Although he came to know and understand from his constituents, as a Congressman and candidate, the problems of poor housing and unemployment he had never experienced as a Kennedy, his chief interests were in foreign affairs. Mine were domestic. He asked me one day in 1953—long before national politics was on our horizon—what Cabinet posts would interest me most, if I ever had a choice; and I replied, “Justice, Labor and Health-Education-Welfare.” “I wouldn’t have any interest in any of those,” he said emphatically, “only Secretary of State or Defense.”
Yet all these differences made very little difference in his attitude.
He was not simply a sum of all the elements in his background—a Catholic war veteran from a wealthy Boston family who had graduated from Harvard. His most important qualities he had acquired and developed on his own, and those who attempted to pigeonhole him according to the categories in his case history were sadly mistaken.
Clearly he was proud of his military service, his Purple Heart and his Navy and Marine Corps Medal.

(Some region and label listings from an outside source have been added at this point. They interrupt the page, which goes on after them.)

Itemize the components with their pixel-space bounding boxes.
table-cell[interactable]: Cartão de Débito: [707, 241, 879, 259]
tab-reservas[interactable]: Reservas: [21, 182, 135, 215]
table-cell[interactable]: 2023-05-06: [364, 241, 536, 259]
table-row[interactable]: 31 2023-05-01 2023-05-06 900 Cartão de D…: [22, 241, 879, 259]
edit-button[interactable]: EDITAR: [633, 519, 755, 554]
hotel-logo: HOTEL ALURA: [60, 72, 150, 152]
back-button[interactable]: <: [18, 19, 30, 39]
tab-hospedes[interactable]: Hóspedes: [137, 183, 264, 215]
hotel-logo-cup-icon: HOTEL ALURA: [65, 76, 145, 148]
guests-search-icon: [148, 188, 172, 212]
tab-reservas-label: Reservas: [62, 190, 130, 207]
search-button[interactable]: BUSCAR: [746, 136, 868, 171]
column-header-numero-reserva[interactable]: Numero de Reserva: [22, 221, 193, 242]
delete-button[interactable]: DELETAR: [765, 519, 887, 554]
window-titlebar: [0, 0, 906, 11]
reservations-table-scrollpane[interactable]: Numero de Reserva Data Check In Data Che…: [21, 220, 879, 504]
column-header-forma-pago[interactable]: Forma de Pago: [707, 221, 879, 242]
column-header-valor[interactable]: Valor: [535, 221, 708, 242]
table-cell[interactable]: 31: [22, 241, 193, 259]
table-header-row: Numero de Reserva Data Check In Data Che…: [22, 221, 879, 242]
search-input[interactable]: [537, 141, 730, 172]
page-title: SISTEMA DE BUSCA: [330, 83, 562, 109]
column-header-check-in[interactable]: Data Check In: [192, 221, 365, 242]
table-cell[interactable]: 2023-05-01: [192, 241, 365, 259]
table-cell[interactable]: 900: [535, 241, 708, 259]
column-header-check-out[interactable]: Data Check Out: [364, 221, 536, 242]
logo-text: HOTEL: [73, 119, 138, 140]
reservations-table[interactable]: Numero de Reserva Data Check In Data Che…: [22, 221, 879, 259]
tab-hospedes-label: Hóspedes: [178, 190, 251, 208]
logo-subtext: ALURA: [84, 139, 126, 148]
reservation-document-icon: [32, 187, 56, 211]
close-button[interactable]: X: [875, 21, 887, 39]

As a constant reminder of that brush with death, he kept on his desk preserved in plastic the coconut shell on which he had scratched his message of rescue from that far-off Pacific island. As a young Congressman he had been a leader in the postwar efforts of the more progressive veterans’ organizations to secure passage of a Veterans’ Housing Bill. But he was neither a professional warrior nor a professional veteran. He never boasted or even reminisced about his wartime experiences. He never complained about his wounds. When a flippant high school youth asked him, as we walked down a street in Ashland, Wisconsin, in 1959, how he came to be a hero, he gaily replied, “It was easy—they sank my boat.”